Употребив слово «практики» во множественном числе, мы вышли к третьей особенности любых критических теорий, после отношения к знанию и языку. Критическая теория никогда не говорит «знание», «культура», «политика», «практика», но все во множественном числе – «знания», «культуры», «политики», «практики». Такое употребление множественного числа исходит из того, что невозможно свести поведение сколь-либо сложной системы к уже известным данным об этой системе. Всякий раз конфигурация той системы знаний или действий, с которой мы имеем дело, оказывается составлена во вполне определенной ситуации: ее параметры мы можем с определенной степенью достоверности установить, и тем самым понять и то, почему конфигурация стала работать именно так, а не иначе. У нас иногда даже слишком усердствуют с этим множественным числом, что, наоборот, некритически перечеркивает критическую теорию, например когда говорят «современные художники создают смыслы», под смыслами понимая какие-то придумки и тем самым присваивая творческие решения системе капиталистического производства.

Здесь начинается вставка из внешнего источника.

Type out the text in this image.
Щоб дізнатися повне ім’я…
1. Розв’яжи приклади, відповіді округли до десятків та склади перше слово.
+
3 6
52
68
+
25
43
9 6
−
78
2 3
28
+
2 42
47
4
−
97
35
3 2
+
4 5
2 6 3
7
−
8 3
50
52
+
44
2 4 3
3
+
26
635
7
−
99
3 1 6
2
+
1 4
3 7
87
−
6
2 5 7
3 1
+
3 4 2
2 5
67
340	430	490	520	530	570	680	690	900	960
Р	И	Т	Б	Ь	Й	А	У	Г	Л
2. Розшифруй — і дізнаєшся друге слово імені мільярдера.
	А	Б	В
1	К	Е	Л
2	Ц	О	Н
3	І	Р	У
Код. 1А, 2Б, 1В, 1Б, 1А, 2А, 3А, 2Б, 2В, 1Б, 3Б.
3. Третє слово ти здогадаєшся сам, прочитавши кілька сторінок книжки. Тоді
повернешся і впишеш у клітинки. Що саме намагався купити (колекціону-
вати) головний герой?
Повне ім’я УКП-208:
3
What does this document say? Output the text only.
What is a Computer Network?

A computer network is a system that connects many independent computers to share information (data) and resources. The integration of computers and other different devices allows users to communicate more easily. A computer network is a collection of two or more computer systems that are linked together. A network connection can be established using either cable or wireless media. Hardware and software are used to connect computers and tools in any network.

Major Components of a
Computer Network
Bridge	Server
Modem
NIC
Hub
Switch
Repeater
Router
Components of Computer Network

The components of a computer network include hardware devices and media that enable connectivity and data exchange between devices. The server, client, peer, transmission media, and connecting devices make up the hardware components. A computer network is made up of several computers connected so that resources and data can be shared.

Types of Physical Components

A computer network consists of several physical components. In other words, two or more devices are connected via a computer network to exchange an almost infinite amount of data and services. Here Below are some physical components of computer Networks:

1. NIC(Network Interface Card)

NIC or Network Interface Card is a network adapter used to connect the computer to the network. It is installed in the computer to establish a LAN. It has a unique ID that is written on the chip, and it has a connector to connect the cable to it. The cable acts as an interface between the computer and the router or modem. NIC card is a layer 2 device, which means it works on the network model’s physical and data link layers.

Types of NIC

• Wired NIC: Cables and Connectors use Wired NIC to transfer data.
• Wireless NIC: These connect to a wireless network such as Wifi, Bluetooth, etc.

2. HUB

Возьмем для примера слово «классика». Может ли оно оставаться только в единственном числе, если мы употребляем его без множественного определения, вроде «национальные классики (каноны, не люди)», «классики (классические произведения) разных периодов»? Известно, что античная система обучения ритора, по сути общественного деятеля, включала в себя хорошее знание текстов, которое позволяет убедительнее говорить о ситуации. Такие стройные тексты, позволяющие и правильно организовать строй мыслей, и могли быть названы и просто образцовыми, и «классическими», как бы стоящими в военном строю и готовые к успешному бою. Когда мы знаем такое происхождение слова, мы можем понять лучше свойства вещи, обозначенной этим понятием, и увидеть, когда она может отвечать своей множественностью множественности других практик.

В науке XX века стали исследовать различные порядки происхождения читательского опыта, например русские формалисты во главе с Ю. Н. Тыняновым выпустили в 1926 году книгу по истории русской прозы пушкинской и гоголевской поры, рассмотрев таких авторов как Сенковский и Вельтман, которые и были весьма востребованным чтением в те годы. Исследователи показали, что такие писатели формировали читателя как активного участника литературы, что читатель не ждал привычных эмоциональных раздражителей, а привыкал, например, что у какой-то истории может быть второе дно, что убийцей может оказаться не благородный мститель, а садовник. Поэтому хотя эти писатели и не стали классикой – ведь невозможно представить, чтобы вместо Тургенева и Достоевского в Европе стал бы известен Вельтман, там своих беллетристов хватало, – они все же способствовали становлению того читательского опыта, на который уже опирались Гоголь, Достоевский и Толстой, требующего согласиться с непредопределенностью героев, с тем, что герой не сводится к своему готовому характеру, благодаря чему потом и стала возможна экспансия русской классической литературы. Таким образом, русский формализм, хотя и не был критической теорией в строгом смысле, он показал, что существовала не «литература», а «литературы», не «классика», а «классики» и что благодаря этой множественности и стали возможны те эффекты русского романа, которые и сделали его мировым явлением.